Juan de la Cruz usa la palabra infierno nueve veces; infernal, dos veces. Los predicadores de aquel entonces eran muy aficionados a hablar del infierno de los condenados y a atemorizar al auditorio. El Doctor místico se refiere a la distribución cósmica usada en la  Biblia y así habla de “las tres máquinas, celeste terrestre e infernal” (LlB 4,4). Ante las caudalosas corrientes de la fuente que es  Dios, dice que “infiernos, cielos riegan y las gentes” (La Fonte: versos 21-22). Citando el Cantar dirá: “Fuerte es la dilección como la muerte, y dura es su porfía como el infierno” (N 2,19,4; CB 12,9).

Para ponderar las  angustias del espíritu en la  noche oscura toma como término de comparación “los dolores del infierno” (N 2,6,2). Son, de hecho, tan tremendas las pruebas interiores que “le parece al alma que ve abierto el infierno y la perdición” (N 2,6,6). Hay que advertir que no siempre que, en estos casos, dice infierno se refiere al que conocemos como infierno de los condenados, sino al  Purgatorio (N 2,6,6).

La vez que más claramente habla del infierno no se sirve de esa palabra. Anda ponderando la capacidad infinita de las cavernas del sentido, es decir de las potencias del alma, y su sed, su hambre, “su deshacimiento y pena es muerte infinita”. Y precisa: “que, aunque no se padece tan intensamente como en la otra vida, pero padécese una viva imagen de aquella privación infinita, por estar el alma en cierta disposición para recibir su lleno” (LlB 2,22). Creo que la expresión “privación infinita” manifiesta claramente lo que entiende por infierno auténtico.

José Vicente Rodríguez

Imperfecciones

En el ámbito de la vida y de la teología espiritual, la “imperfección”, como la falta, indica algo negativo, en cuanto se contrapone al concepto de perfección. Implica la posible omisión de un bien que, en su contenido o en sus formas, podría ser mejor para alcanzar la perfección. Conviene recordar que Juan de la Cruz identifica  unión con perfección (S arg.) y en algún sentido, toda la situación anterior es imperfección, por cuanto denota una carencia. Desde este punto de vista puede afirmar el Santo que la unión se realizará “sin saber cómo … sin que haga falta” (S 3,2,11). En cuento la carencia puede achacarse a la persona, el Santo habla de la falta en sentido moral, es decir, comportamiento incorrecto y no conforme a lo que Dios quiere, por lo tanto, no conforme al amor verdadero. Intervienen entonces la conciencia y la voluntad; sin consentimiento no se da falta; todo depende de que el alma “advertidamente y conocidamente no consienta con la voluntad en imperfección, y venga a tener poder y libertad para poderlo hacer en advirtiendo” (S 1,11,3). Si el hombre “quisiese alguna imperfección que no quiere Dios, no estaría hecha una voluntad de Dios” (ib.). Quien tiene amor genuino no falta a Dios: “Los amigos viejos de Dios, por maravilla faltan a Dios, porque están ya sobre todo lo que les puede hacer faltar” (Av 6,8). En cambio, “al principio, cuando la unión se va haciendo, el alma no puede dejar de traer grande olvido acerca de todas las cosas … y así hace muchas faltas acerca del uso y trato exterior” (S 3,2,8).

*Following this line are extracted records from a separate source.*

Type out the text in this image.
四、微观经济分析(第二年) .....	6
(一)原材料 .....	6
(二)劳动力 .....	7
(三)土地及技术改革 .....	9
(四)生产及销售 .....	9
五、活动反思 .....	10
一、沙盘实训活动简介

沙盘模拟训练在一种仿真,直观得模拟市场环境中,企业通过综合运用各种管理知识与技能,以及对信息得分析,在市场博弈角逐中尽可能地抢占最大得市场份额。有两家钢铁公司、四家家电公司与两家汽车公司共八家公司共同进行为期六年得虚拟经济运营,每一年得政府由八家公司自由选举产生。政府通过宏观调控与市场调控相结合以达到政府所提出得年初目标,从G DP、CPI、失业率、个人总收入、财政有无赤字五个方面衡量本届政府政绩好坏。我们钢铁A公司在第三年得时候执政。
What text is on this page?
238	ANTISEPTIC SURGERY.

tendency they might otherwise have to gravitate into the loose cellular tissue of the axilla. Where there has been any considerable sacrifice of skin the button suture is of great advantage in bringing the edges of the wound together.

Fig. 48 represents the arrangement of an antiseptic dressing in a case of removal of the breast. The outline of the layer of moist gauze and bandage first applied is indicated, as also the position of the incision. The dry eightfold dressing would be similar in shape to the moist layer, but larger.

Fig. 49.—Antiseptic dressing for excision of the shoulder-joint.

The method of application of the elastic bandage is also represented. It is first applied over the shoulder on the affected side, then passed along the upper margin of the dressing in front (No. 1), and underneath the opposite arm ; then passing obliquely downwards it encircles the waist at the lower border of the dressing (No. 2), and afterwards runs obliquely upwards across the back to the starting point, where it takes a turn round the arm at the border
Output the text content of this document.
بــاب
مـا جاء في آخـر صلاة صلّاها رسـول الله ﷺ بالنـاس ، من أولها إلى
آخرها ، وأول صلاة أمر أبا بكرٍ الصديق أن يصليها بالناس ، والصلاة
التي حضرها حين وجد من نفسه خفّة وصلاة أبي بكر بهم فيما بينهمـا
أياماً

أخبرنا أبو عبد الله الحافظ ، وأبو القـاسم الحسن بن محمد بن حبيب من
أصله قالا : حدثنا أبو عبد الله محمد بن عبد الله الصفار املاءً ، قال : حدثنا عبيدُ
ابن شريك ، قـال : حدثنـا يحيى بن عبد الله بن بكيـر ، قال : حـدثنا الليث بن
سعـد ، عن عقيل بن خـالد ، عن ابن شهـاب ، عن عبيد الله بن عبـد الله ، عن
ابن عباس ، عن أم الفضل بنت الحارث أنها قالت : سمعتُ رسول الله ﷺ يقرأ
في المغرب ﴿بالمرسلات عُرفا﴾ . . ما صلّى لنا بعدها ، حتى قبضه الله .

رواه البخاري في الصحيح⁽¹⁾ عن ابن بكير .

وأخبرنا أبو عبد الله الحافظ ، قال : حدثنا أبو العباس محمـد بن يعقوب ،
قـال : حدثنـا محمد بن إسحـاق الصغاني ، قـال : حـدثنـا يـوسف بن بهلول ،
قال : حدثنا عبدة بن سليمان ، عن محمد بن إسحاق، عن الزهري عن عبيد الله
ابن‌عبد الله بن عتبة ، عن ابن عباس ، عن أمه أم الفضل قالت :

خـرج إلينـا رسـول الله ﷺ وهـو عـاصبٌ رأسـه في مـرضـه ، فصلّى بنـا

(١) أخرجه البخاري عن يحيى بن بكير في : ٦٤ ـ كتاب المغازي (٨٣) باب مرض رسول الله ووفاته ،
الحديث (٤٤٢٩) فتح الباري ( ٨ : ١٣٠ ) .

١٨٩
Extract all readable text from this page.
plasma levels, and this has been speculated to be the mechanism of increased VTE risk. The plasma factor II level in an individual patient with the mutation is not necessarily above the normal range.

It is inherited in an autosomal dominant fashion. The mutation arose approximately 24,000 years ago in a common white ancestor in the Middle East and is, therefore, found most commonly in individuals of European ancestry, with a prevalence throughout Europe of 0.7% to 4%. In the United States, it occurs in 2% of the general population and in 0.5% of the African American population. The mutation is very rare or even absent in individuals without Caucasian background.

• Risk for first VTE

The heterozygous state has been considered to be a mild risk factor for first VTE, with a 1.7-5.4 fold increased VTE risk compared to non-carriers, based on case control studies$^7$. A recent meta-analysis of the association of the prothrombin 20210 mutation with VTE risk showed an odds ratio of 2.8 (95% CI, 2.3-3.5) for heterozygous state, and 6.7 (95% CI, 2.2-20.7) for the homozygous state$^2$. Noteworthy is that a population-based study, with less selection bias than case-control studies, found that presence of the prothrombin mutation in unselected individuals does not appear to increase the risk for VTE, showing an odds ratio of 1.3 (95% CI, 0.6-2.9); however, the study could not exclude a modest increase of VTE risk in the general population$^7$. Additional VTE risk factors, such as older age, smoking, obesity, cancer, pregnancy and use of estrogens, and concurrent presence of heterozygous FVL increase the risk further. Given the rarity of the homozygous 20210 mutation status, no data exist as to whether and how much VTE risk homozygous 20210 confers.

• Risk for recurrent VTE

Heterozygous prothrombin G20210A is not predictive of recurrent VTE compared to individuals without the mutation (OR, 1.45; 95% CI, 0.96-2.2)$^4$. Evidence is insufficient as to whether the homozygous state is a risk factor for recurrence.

El Señor invita constantemente al alma para entrar en comunión con él: “Allegarme he yo con silencio a ti y descubrirte he los pies porque tengas por bien de juntarme contigo en matrimonio a mí, y no holgaré hasta que me goce en tus brazos” (Av 2,45). Aunque el alma se esfuerce por responder positivamente al amor de Dios, no siempre acierta en la respuesta. De hecho, “las obras que aquí hace por Dios son muchas, y todas las conoce por faltas e imperfectas” (N 2,19,3). Con frecuencia, “el corazón del hombre se ase con flaqueza de afición a los bienes temporales y falta a Dios” (S 3,18,1).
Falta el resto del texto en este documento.